How do you differentiate `f(x)=x^2(x+7)^3` using the product rule?

Answer 1

`f'(x)=(x+7)^2(x)(5x+14)`

Explanation:

`f(x)=(x)^2(x+7)^3`

Product rule: if `f(x) = AB`, then `f'(x)=AB' + A'B`

In this case, too differentiate terms "A" and "B", we have to use the chain rule.

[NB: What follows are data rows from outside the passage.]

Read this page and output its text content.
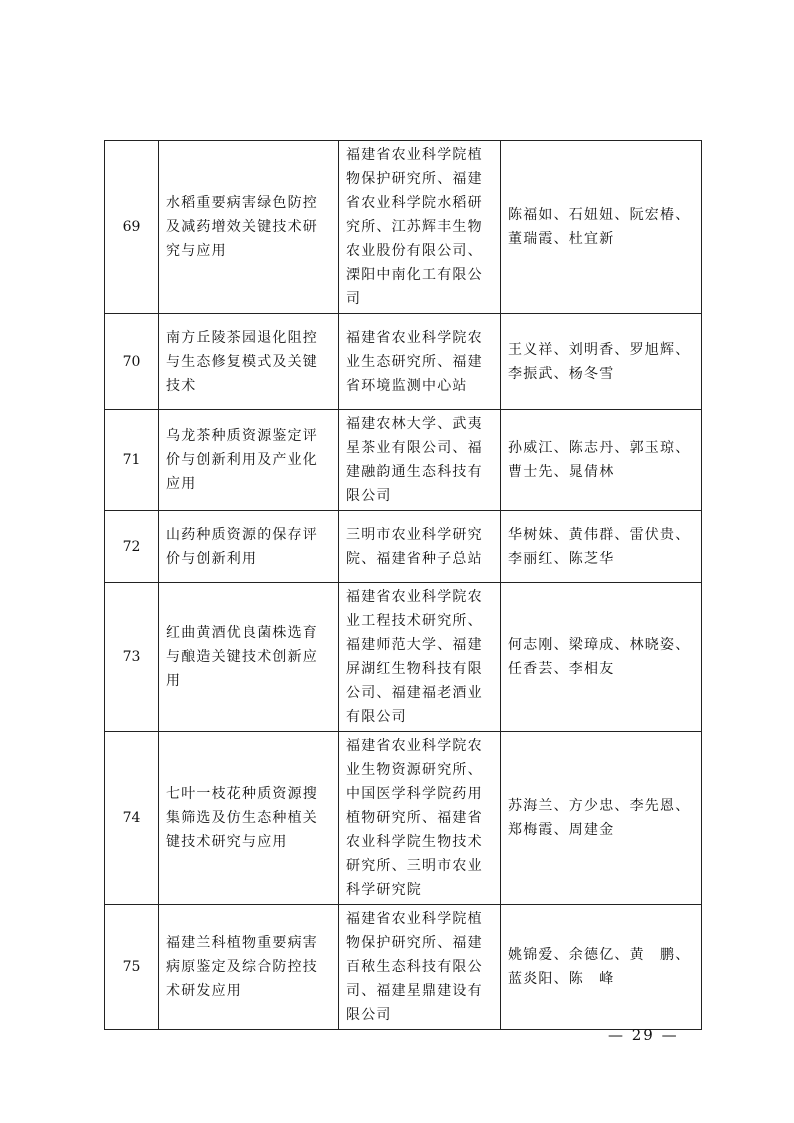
69	水稻重要病害绿色防控及减药增效关键技术研究与应用	福建省农业科学院植物保护研究所、福建省农业科学院水稻研究所、江苏辉丰生物农业股份有限公司、溧阳中南化工有限公司	陈福如、石妞妞、阮宏椿、董瑞霞、杜宜新
70	南方丘陵茶园退化阻控与生态修复模式及关键技术	福建省农业科学院农业生态研究所、福建省环境监测中心站	王义祥、刘明香、罗旭辉、李振武、杨冬雪
71	乌龙茶种质资源鉴定评价与创新利用及产业化应用	福建农林大学、武夷星茶业有限公司、福建融韵通生态科技有限公司	孙威江、陈志丹、郭玉琼、曹士先、晁倩林
72	山药种质资源的保存评价与创新利用	三明市农业科学研究院、福建省种子总站	华树妹、黄伟群、雷伏贵、李丽红、陈芝华
73	红曲黄酒优良菌株选育与酿造关键技术创新应用	福建省农业科学院农业工程技术研究所、福建师范大学、福建屏湖红生物科技有限公司、福建福老酒业有限公司	何志刚、梁璋成、林晓姿、任香芸、李相友
74	七叶一枝花种质资源搜集筛选及仿生态种植关键技术研究与应用	福建省农业科学院农业生物资源研究所、中国医学科学院药用植物研究所、福建省农业科学院生物技术研究所、三明市农业科学研究院	苏海兰、方少忠、李先恩、郑梅霞、周建金
75	福建兰科植物重要病害病原鉴定及综合防控技术研发应用	福建省农业科学院植物保护研究所、福建百秾生态科技有限公司、福建星鼎建设有限公司	姚锦爱、余德亿、黄　鹏、蓝炎阳、陈　峰
— 29 —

`f'(x)=(x)^2(3)(x+7)^2+(2x)(x+7)^3`

Now simplify by factoring:
`f'(x)=(x+7)^2(x)[3x+2(x+7)]`
`f'(x)=(x+7)^2(x)(3x+2x+14)`
`f'(x)=(x+7)^2(x)(5x+14)`

Answer 2

`:. f'(x) = x(x+7)^2 (5x+14}`

Explanation:

If you are studying maths, then you should learn the Product Rule for Differentiation, and practice how to use it:

`d/dx(uv)=u(dv)/dx+v(du)/dx`, or, `(uv)' = (du)v + u(dv)`

I was taught to remember the rule in words; "The first times the derivative of the second plus the second times the derivative of the first ".

So with `f(x)=x^2(x+7)^3` Then

`{ ("Let "u=x^2, => , (du)/dx=2x), ("And "v=(x+7)^3, =>, (dv)/dx=3(x+7)^2 " (by chain rule)" ) :}`

`:. d/dx(uv) = u(dv)/dx+v(du)/dx`
`:. f'(x) = (x^2)(3(x+7)^2) + ((x+7)^3)(2x)`
`:. f'(x) = 3x^2(x+7)^2 + 2x(x+7)^3`
`:. f'(x) = x(x+7)^2 {3x+2(x+7)}`
`:. f'(x) = x(x+7)^2 (3x+2x+14}`
`:. f'(x) = x(x+7)^2 (5x+14}`